I was extremely wary of watching this movie. Except for a couple of trailers and songs, the only little information I had was that it’s Tusshar Kapoor’s solo-hero project. That limited knowledge did not warrant for a theatre watch. The makers had not succumbed to marketing gimmicks, the films promotional appearances were far and few. Samir Karnik’s whose last flick Yamla Pagala Deewana was a moderately successful yet ludicrous outing; banking on Deol strength, returns with a similar feel sticking to the familiar recipe.

The story set in Rajasthan, of Maharaja CV Singh (Anupam Kher) who when not being pompous of his ‘royal’ heritage, threatens to shoot anyone who crosses him. Adding to the royal tomfoolery are CV’s four sons each characterized by idiosyncrasies – lecherous ‘choli’ leering pervert (Mukul Dev), hot-tempered with a passion for arms (Sushant Singh), alcoholic (Chandrachur Singh) and Harish. There’s more to the Rajasthani royalty than the palaces and vintage cars – the maharani (Anita Raj – looking younger than her onscreen sons) trends a tattoo, thinks its cool when her to-be-daughter-in-law calls her by her first name. The princess wears skimpy clothes, has a fetish for sex toys and very casually has a costume sangeet party. So the royals are pretty cool in that way except for one royal rule – marriage must happen in equal status or else all hell will break loose in CV Singh’s world. Trouble begins when youngest son London-educated Veer (Tusshar) brings home girlfriend Chandni (Kulraj), who far away from being royalty is a boisterous, forthright Punjabi girl with loud, foul-mouthed parents. While Tusshar must find a way to announce to Papa Singh ‘Pyaar kiya toh Darna kya’, Chandni waltzes through the set winning hearts courtesy her know-it-all wisdom of guns, creativity, charm et al.

Welcome to the world of slapstick comedy where attention to story or the lack of it hardly counts. There is nothing beyond to write about any of the technical aspects right from screenplay to direction to production. The script is juvenile to the level of being pointless. What can be best described as filmmaking mockery, loaded with predictable dialogues, unnecessary camera transitions or close-ups, mindless situations, characters, songs, the film has absolutely nothing right about it. The set décor, photoshopped backgrounds are excessively fake than some you would’ve seen in saas-bahu serials. Spoofs on homosexuals, caricaturing Punjabis as well as Rajputs are amateurishly handled; demeaning and make your tummy squirm in disgust.

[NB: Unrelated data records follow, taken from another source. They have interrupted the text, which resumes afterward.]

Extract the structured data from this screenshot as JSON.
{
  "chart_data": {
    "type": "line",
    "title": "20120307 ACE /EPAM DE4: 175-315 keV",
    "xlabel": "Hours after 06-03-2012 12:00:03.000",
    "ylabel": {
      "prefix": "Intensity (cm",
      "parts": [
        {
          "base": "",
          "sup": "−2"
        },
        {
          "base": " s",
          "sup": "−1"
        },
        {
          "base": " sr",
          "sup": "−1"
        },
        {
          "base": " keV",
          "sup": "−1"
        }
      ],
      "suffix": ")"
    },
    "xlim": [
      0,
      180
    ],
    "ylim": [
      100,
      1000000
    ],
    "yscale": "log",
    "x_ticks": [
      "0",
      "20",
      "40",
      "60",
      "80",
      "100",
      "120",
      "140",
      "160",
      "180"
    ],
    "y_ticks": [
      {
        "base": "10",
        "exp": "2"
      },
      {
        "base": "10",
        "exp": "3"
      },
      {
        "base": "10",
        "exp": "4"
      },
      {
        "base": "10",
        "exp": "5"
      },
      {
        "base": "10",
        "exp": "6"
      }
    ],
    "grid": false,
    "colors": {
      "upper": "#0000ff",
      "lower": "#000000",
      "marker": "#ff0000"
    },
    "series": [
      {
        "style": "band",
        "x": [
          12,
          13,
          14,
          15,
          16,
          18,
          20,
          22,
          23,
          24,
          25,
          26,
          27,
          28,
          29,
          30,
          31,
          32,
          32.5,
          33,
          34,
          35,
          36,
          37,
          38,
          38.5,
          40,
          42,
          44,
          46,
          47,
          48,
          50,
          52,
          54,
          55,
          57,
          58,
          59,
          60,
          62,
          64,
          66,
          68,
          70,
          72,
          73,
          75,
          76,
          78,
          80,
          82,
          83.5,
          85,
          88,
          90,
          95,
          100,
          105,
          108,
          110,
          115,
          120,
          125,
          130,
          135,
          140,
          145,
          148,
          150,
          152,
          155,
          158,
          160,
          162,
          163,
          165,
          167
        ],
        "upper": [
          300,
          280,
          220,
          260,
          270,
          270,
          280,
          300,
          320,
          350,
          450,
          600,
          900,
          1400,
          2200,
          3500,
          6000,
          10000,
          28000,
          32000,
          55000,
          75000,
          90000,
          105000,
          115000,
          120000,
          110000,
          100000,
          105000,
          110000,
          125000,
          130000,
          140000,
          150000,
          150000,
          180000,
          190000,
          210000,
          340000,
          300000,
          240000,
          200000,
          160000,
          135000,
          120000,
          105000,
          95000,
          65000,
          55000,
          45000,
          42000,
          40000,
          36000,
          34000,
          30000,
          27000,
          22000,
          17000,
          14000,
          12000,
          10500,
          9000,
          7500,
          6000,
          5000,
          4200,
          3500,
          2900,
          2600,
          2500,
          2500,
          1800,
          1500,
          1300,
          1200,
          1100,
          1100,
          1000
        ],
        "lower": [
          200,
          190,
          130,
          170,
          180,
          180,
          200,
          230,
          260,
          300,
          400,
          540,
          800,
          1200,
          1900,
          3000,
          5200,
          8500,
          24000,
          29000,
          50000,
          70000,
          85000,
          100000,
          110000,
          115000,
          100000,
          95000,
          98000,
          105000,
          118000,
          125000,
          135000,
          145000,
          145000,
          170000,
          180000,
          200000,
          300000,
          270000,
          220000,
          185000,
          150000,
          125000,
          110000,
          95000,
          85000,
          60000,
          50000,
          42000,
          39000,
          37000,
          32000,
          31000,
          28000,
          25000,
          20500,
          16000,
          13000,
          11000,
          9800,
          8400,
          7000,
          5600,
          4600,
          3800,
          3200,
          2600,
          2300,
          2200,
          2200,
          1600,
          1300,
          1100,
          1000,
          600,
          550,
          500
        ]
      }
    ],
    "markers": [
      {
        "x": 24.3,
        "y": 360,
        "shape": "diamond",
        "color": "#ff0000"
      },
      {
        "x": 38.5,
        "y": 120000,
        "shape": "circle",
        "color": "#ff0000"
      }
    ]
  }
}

CDKC is a reiteration that Tusshar cannot work his way in solo-hero projects. The only respite then to this cinematic insult is a feisty performance by Kulraj Randhwa, who true to her on-screen name ‘chandni’ lights up the proceedings with her screen presence. Her dialogue delivery is sharp, chemistry with each of her co-actors is convincing.

Exasperating to the point of making one nauseous, Chaar din ki Chandni swings between being mediocre for most parts while forcing cheap innuendos in most others in the pretext of comedy. In a recent interview, Samir explaining the premise of the film said it captures the clash of Punjabi and Rajasthani cultures. It’s a shame then that the filmmaker caricatured Rajasthani royals as rifle wielding drunks and Punjabis as abusive loud-mouths. Despite an array of cast from Anupam Kher, to Om Puri to Johnny Lever to Farida Jalal, the director’s levy to take the audiences sense of humor for granted doesn’t offer anything in terms of entertainment. Chaar din ki Chandni which roughly hints to ‘4 days of good times’ does not even deserve 4 seconds of screen space in an age where films on social causes, forgotten heroes, among others are giving new lease to Indian cinema.